Brain metastasis is a poor prognostic factor in patients with cancer. Despite showing efficacy in many extracranial tumors, immunotherapy with anti-PD-1 mAb or anti-CTLA4 mAb seems to be less effective against intracranial tumors. Promisingly, recent clinical studies have reported that combination therapy with anti-PD-1 and anti-CTLA4 mAbs has a potent antitumor effect on brain metastasis, highlighting the need to elucidate the detailed mechanisms controlling the intracranial tumor microenvironment (TME) to develop effective immunotherapeutic strategies. In this study, we analyzed the tumor-infiltrating lymphocytes in murine models of brain metastasis that responded to anti-CTLA4 and anti-PD-1 mAbs. Activated CD4+ T follicular helper (TFH) cells with high CTLA4 expression characteristically infiltrated the intracranial TME, which were activated by combination anti-CTLA4 and anti-PD-1 treatment. The loss of TFH cells suppressed the additive effect of CTLA4 blockade on anti-PD-1 mAb. B-cell-activating factor belonging to the TNF family (BAFF) and a proliferation-inducing ligand (APRIL) produced by abundant myeloid cells, particularly CD80hiCD206lo proinflammatory M1-like macrophages, in the intracranial TME induced B-cell and TFH-cell infiltration and activation. Furthermore, the intracranial TME of patients with non-small cell lung cancer featured TFH- and B-cell infiltration as tertiary lymphoid structures. Together, these findings provide insights into the immune cell cross-talk in the intracranial TME that facilitates an additive antitumor effect of CTLA4 blockade with anti-PD-1 treatment, supporting the potential of a combination immunotherapeutic strategy for brain metastases. Significance: B-cell and CD4+ T follicular helper cell activation via BAFF/APRIL from abundant myeloid cells in the intracranial tumor microenvironment enables a combinatorial effect of CTLA4 and PD-1 blockade in brain metastases.

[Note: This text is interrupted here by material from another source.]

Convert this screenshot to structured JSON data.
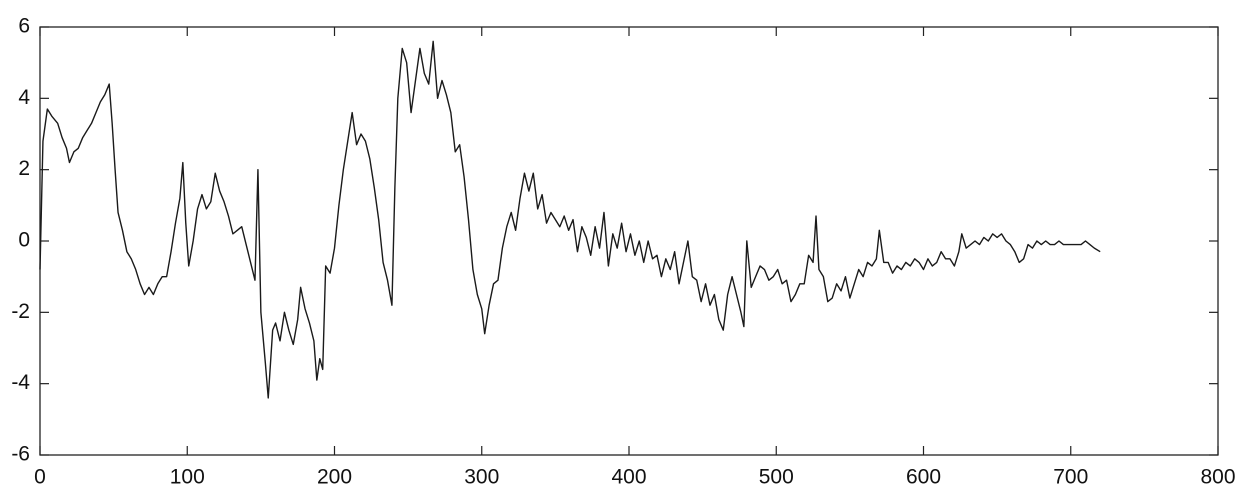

脑转移是癌症患者预后不良的因素。尽管抗PD-1单克隆抗体或抗CTLA4单克隆抗体免疫疗法在许多颅外肿瘤中显示出疗效,但对颅内肿瘤的效果似乎较差。令人鼓舞的是,最近的临床研究报告称,抗PD-1和抗CTLA4单克隆抗体联合治疗对脑转移具有强大的抗肿瘤作用,这凸显了阐明控制颅内肿瘤微环境(TME)的详细机制以制定有效的免疫治疗策略的必要性。在本研究中,我们分析了抗CTLA4和抗PD-1单克隆抗体作用下的脑转移小鼠模型中的肿瘤浸润淋巴细胞。高表达CTLA4的活化CD4+滤泡辅助性T(TFH)细胞特异性浸润颅内TME,联合抗CTLA4和抗PD-1治疗可激活这些细胞。TFH细胞的缺失抑制了CTLA4阻断对抗PD-1单克隆抗体的叠加效应。颅内TME中大量髓系细胞,特别是CD80hiCD206lo促炎性M1样巨噬细胞产生的肿瘤坏死因子家族B细胞活化因子(BAFF)和增殖诱导配体(APRIL)诱导B细胞和TFH细胞浸润及活化。此外,非小细胞肺癌患者的颅内TME以TFH细胞和B细胞浸润作为三级淋巴结构为特征。总之,这些发现为颅内TME中的免疫细胞相互作用提供了见解,这种相互作用促进了CTLA4阻断与抗PD-1治疗的叠加抗肿瘤作用,支持了脑转移联合免疫治疗策略的潜力。意义:颅内肿瘤微环境中大量髓系细胞产生的BAFF/APRIL介导的B细胞和CD4+滤泡辅助性T细胞活化可实现CTLA4和PD-1阻断在脑转移中的联合效应。